Rosen Ori, Thompson Wesley K
Department of Mathematical Sciences, University of Texas at El Paso, El Paso, TX 79968, USA.
Department of Psychiatry, University of California San Diego, La Jolla, CA, USA.
Comput Stat Data Anal. 2009 Sep 1;53(11):3773-3786. doi: 10.1016/j.csda.2009.03.026. Epub 2009 Apr 8.
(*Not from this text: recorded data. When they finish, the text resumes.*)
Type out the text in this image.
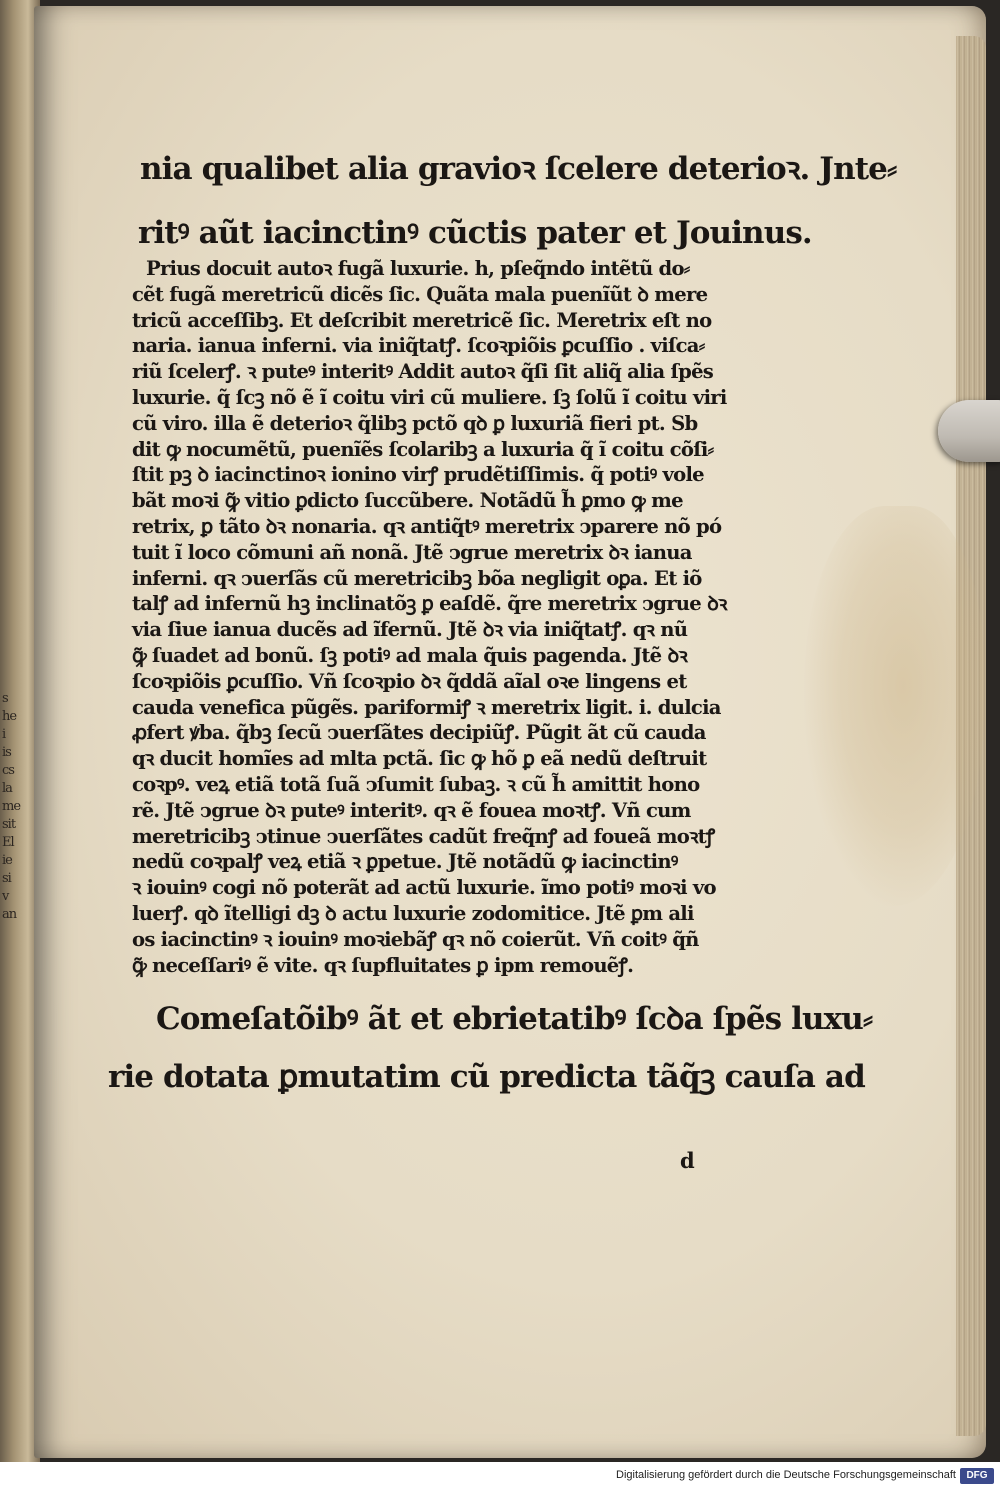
s
he
i
is
cs
la
me
sit
El
ie
si
v
an
nia qualibet alia gravioꝛ ſcelere deterioꝛ. Jnte⸗
ritꝰ aũt iacinctinꝰ cũctis pater et Jouinus.
Prius docuit autoꝛ fugã luxurie. h, pſeq̃ndo intẽtũ do⸗
cẽt fugã meretricũ dicẽs ſic. Quãta mala puenĩũt ꝺ mere
tricũ acceſſibꝫ. Et deſcribit meretricẽ ſic. Meretrix eſt no
naria. ianua inferni. via iniq̃tatꝭ. ſcoꝛpiõis ꝑcuſſio . viſca⸗
riũ ſcelerꝭ. ꝛ puteꝰ interitꝰ Addit autoꝛ q̃ſi ſit aliq̃ alia ſpẽs
luxurie. q̃ ſcꝫ nõ ẽ ĩ coitu viri cũ muliere. ſꝫ ſolũ ĩ coitu viri
cũ viro. illa ẽ deterioꝛ q̃libꝫ pctõ qꝺ ꝑ luxuriã fieri pt. Sb
dit ꝙ nocumẽtũ, puenĩẽs ſcolaribꝫ a luxuria q̃ ĩ coitu cõſi⸗
ſtit pꝫ ꝺ iacinctinoꝛ ionino virꝭ prudẽtiſſimis. q̃ potiꝰ vole
bãt moꝛi ꝙ̃ vitio ꝑdicto ſuccũbere. Notãdũ h̃ ꝑmo ꝙ me
retrix, ꝑ tãto ꝺꝛ nonaria. qꝛ antiq̃tꝰ meretrix ↄparere nõ pó
tuit ĩ loco cõmuni añ nonã. Jtẽ ↄgrue meretrix ꝺꝛ ianua
inferni. qꝛ ↄuerſãs cũ meretricibꝫ bõa negligit oꝑa. Et iõ
talꝭ ad infernũ hꝫ inclinatõꝫ ꝑ eaſdẽ. q̃re meretrix ↄgrue ꝺꝛ
via ſiue ianua ducẽs ad ĩfernũ. Jtẽ ꝺꝛ via iniq̃tatꝭ. qꝛ nũ
ꝙ̃ ſuadet ad bonũ. ſꝫ potiꝰ ad mala q̃uis pagenda. Jtẽ ꝺꝛ
ſcoꝛpiõis ꝑcuſſio. Vñ ſcoꝛpio ꝺꝛ q̃ddã aĩal oꝛe lingens et
cauda venefica pũgẽs. pariformiꝭ ꝛ meretrix ligit. i. dulcia
ꝓfert ꝟba. q̃bꝫ ſecũ ↄuerſãtes decipiũꝭ. Pũgit ãt cũ cauda
qꝛ ducit homĩes ad mlta pctã. ſic ꝙ hõ ꝑ eã nedũ deſtruit
coꝛpꝰ. veꝝ etiã totã ſuã ↄſumit ſubaꝫ. ꝛ cũ h̃ amittit hono
rẽ. Jtẽ ↄgrue ꝺꝛ puteꝰ interitꝰ. qꝛ ẽ fouea moꝛtꝭ. Vñ cum
meretricibꝫ ↄtinue ↄuerſãtes cadũt freq̃nꝭ ad foueã moꝛtꝭ
nedũ coꝛpalꝭ veꝝ etiã ꝛ ꝑpetue. Jtẽ notãdũ ꝙ iacinctinꝰ
ꝛ iouinꝰ cogi nõ poterãt ad actũ luxurie. ĩmo potiꝰ moꝛi vo
luerꝭ. qꝺ ĩtelligi dꝫ ꝺ actu luxurie zodomitice. Jtẽ ꝑm ali
os iacinctinꝰ ꝛ iouinꝰ moꝛiebãꝭ qꝛ nõ coierũt. Vñ coitꝰ q̃ñ
ꝙ̃ neceſſariꝰ ẽ vite. qꝛ ſupfluitates ꝑ ipm remouẽꝭ.
Comeſatõibꝰ ãt et ebrietatibꝰ ſcꝺa ſpẽs luxu⸗
rie dotata ꝑmutatim cũ predicta tãq̃ꝫ cauſa ad
d
Digitalisierung gefördert durch die Deutsche Forschungsgemeinschaft	DFG
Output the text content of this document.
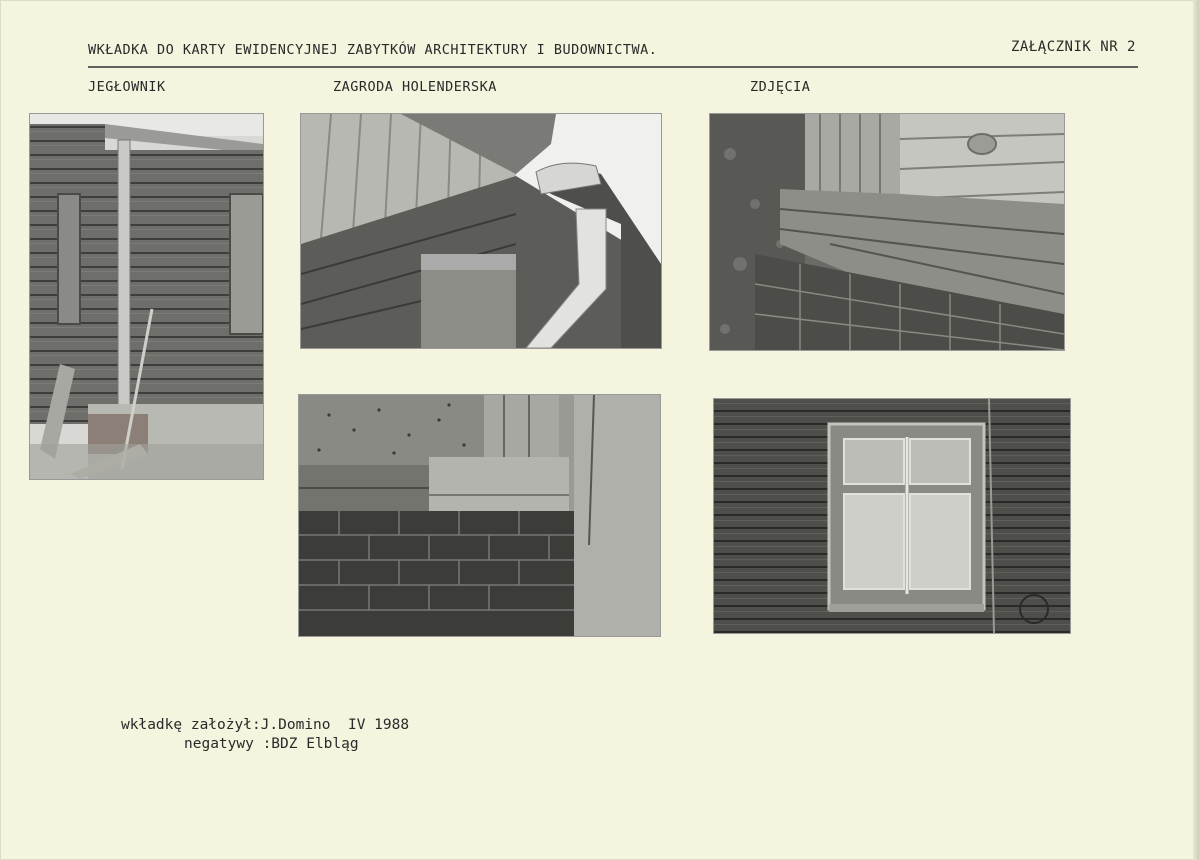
WKŁADKA DO KARTY EWIDENCYJNEJ ZABYTKÓW ARCHITEKTURY I BUDOWNICTWA.	ZAŁĄCZNIK NR 2
JEGŁOWNIK	ZAGRODA HOLENDERSKA	ZDJĘCIA
wkładkę założył:J.Domino  IV 1988
negatywy :BDZ Elbląg
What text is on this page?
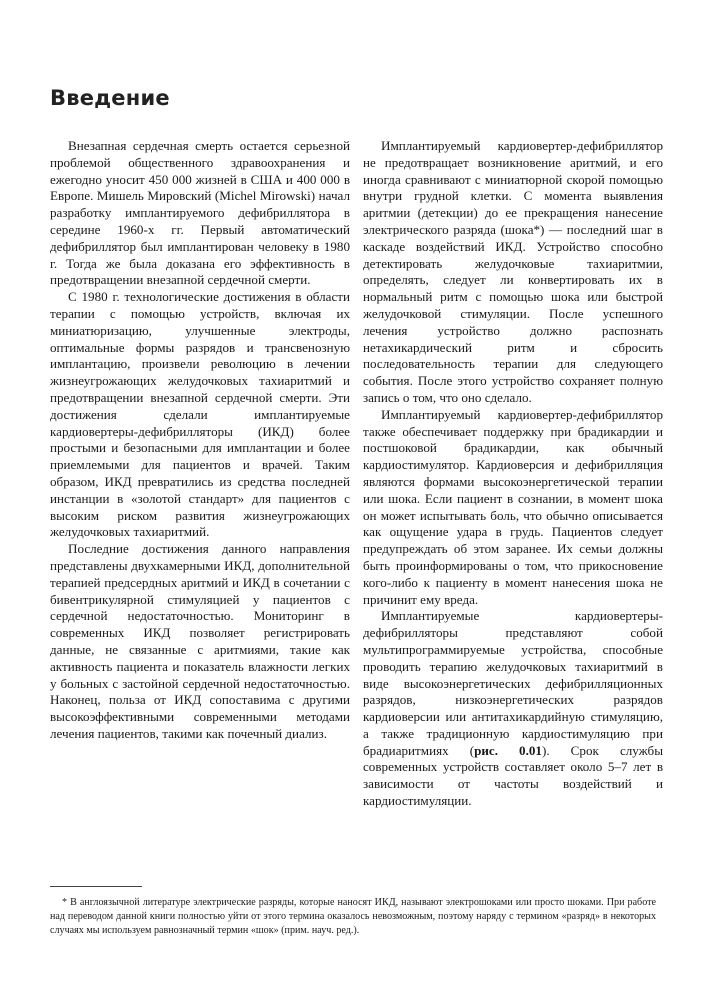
Введение

Внезапная сердечная смерть остается серьезной проблемой общественного здравоохранения и ежегодно уносит 450 000 жизней в США и 400 000 в Европе. Мишель Мировский (Michel Mirowski) начал разработку имплантируемого дефибриллятора в середине 1960-х гг. Первый автоматический дефибриллятор был имплантирован человеку в 1980 г. Тогда же была доказана его эффективность в предотвращении внезапной сердечной смерти.

С 1980 г. технологические достижения в области терапии с помощью устройств, включая их миниатюризацию, улучшенные электроды, оптимальные формы разрядов и трансвенозную имплантацию, произвели революцию в лечении жизнеугрожающих желудочковых тахиаритмий и предотвращении внезапной сердечной смерти. Эти достижения сделали имплантируемые кардиовертеры-дефибрилляторы (ИКД) более простыми и безопасными для имплантации и более приемлемыми для пациентов и врачей. Таким образом, ИКД превратились из средства последней инстанции в «золотой стандарт» для пациентов с высоким риском развития жизнеугрожающих желудочковых тахиаритмий.

Последние достижения данного направления представлены двухкамерными ИКД, дополнительной терапией предсердных аритмий и ИКД в сочетании с бивентрикулярной стимуляцией у пациентов с сердечной недостаточностью. Мониторинг в современных ИКД позволяет регистрировать данные, не связанные с аритмиями, такие как активность пациента и показатель влажности легких у больных с застойной сердечной недостаточностью. Наконец, польза от ИКД сопоставима с другими высокоэффективными современными методами лечения пациентов, такими как почечный диализ.

Имплантируемый кардиовертер-дефибриллятор не предотвращает возникновение аритмий, и его иногда сравнивают с миниатюрной скорой помощью внутри грудной клетки. С момента выявления аритмии (детекции) до ее прекращения нанесение электрического разряда (шока*) — последний шаг в каскаде воздействий ИКД. Устройство способно детектировать желудочковые тахиаритмии, определять, следует ли конвертировать их в нормальный ритм с помощью шока или быстрой желудочковой стимуляции. После успешного лечения устройство должно распознать нетахикардический ритм и сбросить последовательность терапии для следующего события. После этого устройство сохраняет полную запись о том, что оно сделало.

Имплантируемый кардиовертер-дефибриллятор также обеспечивает поддержку при брадикардии и постшоковой брадикардии, как обычный кардиостимулятор. Кардиоверсия и дефибрилляция являются формами высокоэнергетической терапии или шока. Если пациент в сознании, в момент шока он может испытывать боль, что обычно описывается как ощущение удара в грудь. Пациентов следует предупреждать об этом заранее. Их семьи должны быть проинформированы о том, что прикосновение кого-либо к пациенту в момент нанесения шока не причинит ему вреда.

Имплантируемые кардиовертеры-дефибрилляторы представляют собой мультипрограммируемые устройства, способные проводить терапию желудочковых тахиаритмий в виде высокоэнергетических дефибрилляционных разрядов, низкоэнергетических разрядов кардиоверсии или антитахикардийную стимуляцию, а также традиционную кардиостимуляцию при брадиаритмиях (рис. 0.01). Срок службы современных устройств составляет около 5–7 лет в зависимости от частоты воздействий и кардиостимуляции.

* В англоязычной литературе электрические разряды, которые наносят ИКД, называют электрошоками или просто шоками. При работе над переводом данной книги полностью уйти от этого термина оказалось невозможным, поэтому наряду с термином «разряд» в некоторых случаях мы используем равнозначный термин «шок» (прим. науч. ред.).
In this paper we present a model for the analysis of multivariate functional data with unequally spaced observation times that may differ among subjects. Our method is formulated as a Bayesian mixed-effects model in which the fixed part corresponds to the mean functions, and the random part corresponds to individual deviations from these mean functions. Covariates can be incorporated into both the fixed and the random effects. The random error term of the model is assumed to follow a multivariate Ornstein-Uhlenbeck process. For each of the response variables, both the mean and the subject-specific deviations are estimated via low-rank cubic splines using radial basis functions. Inference is performed via Markov chain Monte Carlo methods.
在本文中,我们提出了一个用于分析具有不等间距观测时间的多变量函数数据的模型,这些观测时间可能因个体而异。我们的方法被构建为一个贝叶斯混合效应模型,其中固定部分对应于均值函数,随机部分对应于与这些均值函数的个体偏差。协变量可以纳入固定效应和随机效应中。该模型的随机误差项假定遵循多元奥恩斯坦 - 乌伦贝克过程。对于每个响应变量,均值和个体特定偏差均通过使用径向基函数的低秩三次样条进行估计。通过马尔可夫链蒙特卡罗方法进行推断。